I want to continue to talk about the Uncertainty Principle for another moment, using a religious figure.

The physicists -- the scientists in fact -- of the last century, believing in determinism, have put God on the unemployment list. He created the world, now it's running, nothing more to do about it. What we now believe -- no, in fact, what we now know -- is that the future is being created every moment by every atom, by every star, and by every living being. This gives a whole new outlook to life. And the question which I cannot answer now, because it is a little too complicated, is a most important one. How dare I say that the future is really uncertain? How dare I maintain that position and velocity cannot be measured ever, maybe at the same time? Maybe somebody will come up with some new idea.

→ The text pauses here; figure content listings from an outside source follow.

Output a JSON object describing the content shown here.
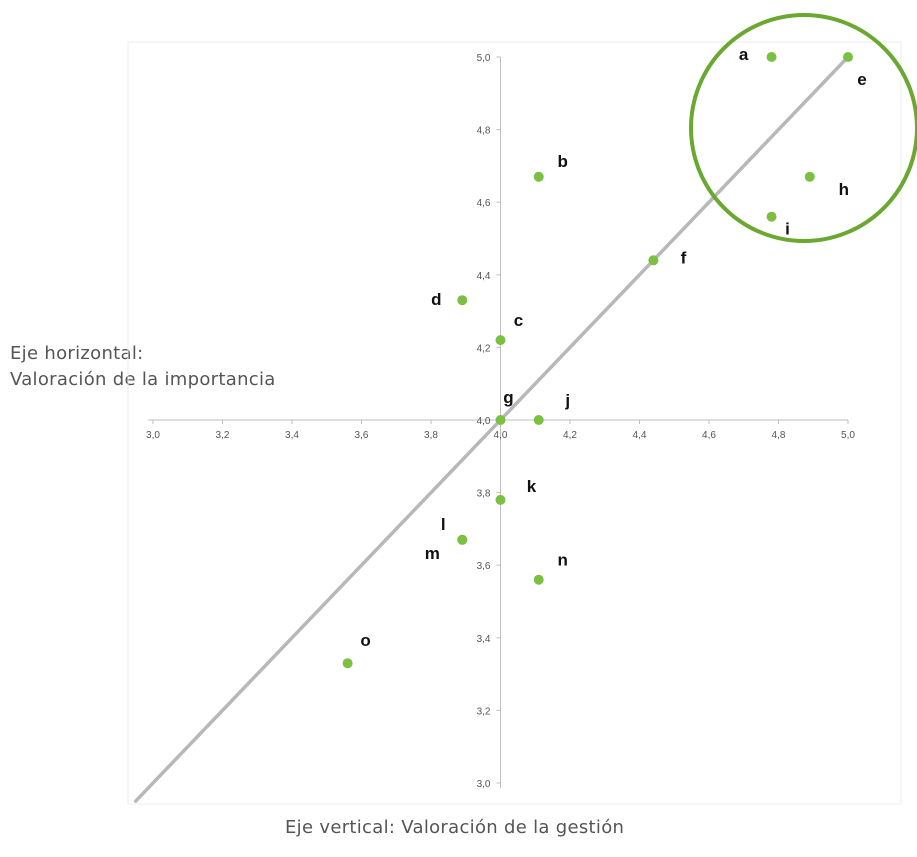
{
  "h_axis_title_line1": "Eje horizontal:",
  "h_axis_title_line2": "Valoración de la importancia",
  "v_axis_title": "Eje vertical: Valoración de la gestión",
  "colors": {
    "point": "#7bc043",
    "diagonal": "#b8b8b8",
    "circle": "#6aa832",
    "axis": "#bfbfbf"
  },
  "chart_data": {
    "type": "scatter",
    "xlim": [
      3.0,
      5.0
    ],
    "ylim": [
      3.0,
      5.0
    ],
    "x_ticks": [
      "3,0",
      "3,2",
      "3,4",
      "3,6",
      "3,8",
      "4,0",
      "4,2",
      "4,4",
      "4,6",
      "4,8",
      "5,0"
    ],
    "y_ticks": [
      "3,0",
      "3,2",
      "3,4",
      "3,6",
      "3,8",
      "4,0",
      "4,2",
      "4,4",
      "4,6",
      "4,8",
      "5,0"
    ],
    "axes_cross_at": [
      4.0,
      4.0
    ],
    "grid": false,
    "diagonal_reference_line": true,
    "highlight_circle_points": [
      "a",
      "e",
      "h",
      "i"
    ],
    "points": [
      {
        "label": "a",
        "x": 4.78,
        "y": 5.0
      },
      {
        "label": "b",
        "x": 4.11,
        "y": 4.67
      },
      {
        "label": "c",
        "x": 4.0,
        "y": 4.22
      },
      {
        "label": "d",
        "x": 3.89,
        "y": 4.33
      },
      {
        "label": "e",
        "x": 5.0,
        "y": 5.0
      },
      {
        "label": "f",
        "x": 4.44,
        "y": 4.44
      },
      {
        "label": "g",
        "x": 4.0,
        "y": 4.0
      },
      {
        "label": "h",
        "x": 4.89,
        "y": 4.67
      },
      {
        "label": "i",
        "x": 4.78,
        "y": 4.56
      },
      {
        "label": "j",
        "x": 4.11,
        "y": 4.0
      },
      {
        "label": "k",
        "x": 4.0,
        "y": 3.78
      },
      {
        "label": "l",
        "x": 3.89,
        "y": 3.67
      },
      {
        "label": "m",
        "x": 3.89,
        "y": 3.67
      },
      {
        "label": "n",
        "x": 4.11,
        "y": 3.56
      },
      {
        "label": "o",
        "x": 3.56,
        "y": 3.33
      }
    ]
  }
}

I have told you that exact sciences are not exact. That they are full of surprises, but they also contain certainties. One can't make a perpetual motion machine. I know that with certainty. I claim to know with complete certainty that you can't predict the future. I believe that this was the very important thing I learned in my studies in Germany. I was then given a little problem by Heisenberg.

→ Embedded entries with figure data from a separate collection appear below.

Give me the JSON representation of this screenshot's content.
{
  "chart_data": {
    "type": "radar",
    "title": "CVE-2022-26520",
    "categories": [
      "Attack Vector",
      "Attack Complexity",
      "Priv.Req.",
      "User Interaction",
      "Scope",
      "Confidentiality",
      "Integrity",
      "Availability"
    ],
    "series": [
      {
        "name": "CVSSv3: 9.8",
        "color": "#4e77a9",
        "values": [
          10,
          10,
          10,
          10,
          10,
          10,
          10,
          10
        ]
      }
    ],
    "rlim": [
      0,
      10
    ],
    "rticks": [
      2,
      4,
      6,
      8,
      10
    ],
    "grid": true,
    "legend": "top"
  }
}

Heisenberg one day, actually not very many weeks after I arrived, asked me a little question. The most straightforward problem in the stability of atoms had been solved. We had a precise understanding of the hydrogen atom, in essentials. There were a couple of papers about a slightly more complicated system. Instead of one electron going around one nucleus, let one electron go around two nuclei, called a hydrogen molecular ion. Two papers published contradictory results. Which one is right? It so happened that the solution was relatively easy, and I knew the essentials in mathematics -- it was a pure mathematics question -- and went back to Heisenberg the next day and told him which way it was. Now, this means that we know how an electron can move around two nuclei, when it moves as little as possible. "What about the higher energy states? Why don't you figure those out?" That was a problem, and I started to work on it with an old computing machine. You had to turn the handle and it made a lot of racket. And I worked on it for more than a year, in the Institute building. Heisenberg was not yet married, and when he was not playing ping pong with the Japanese on a ship, his sleeping quarters was above the room where I made my calculations, and he occasionally came down, because I usually worked at night, and we chatted a bit. And one evening he asked me, "Haven't you done enough of it?" I said I could work on it another year. He said, "I think you have done enough of it. Just write it up. It will make a nice Ph.D. thesis." I sometimes suspect that I got my Ph.D. in order that the computing machine should not disturb Heisenberg's sleeping. At any rate, I got my Ph.D. I stayed on as an assistant, slightly corresponding to an assistant professor in the United States. Then I got an invitation to continue the same sort of thing in Göttingen, where I could meet lots more people, which I accepted, where I had a wonderful time until Hitler. In the spring of 1933, it became very clear that no Jew had a place in Germany.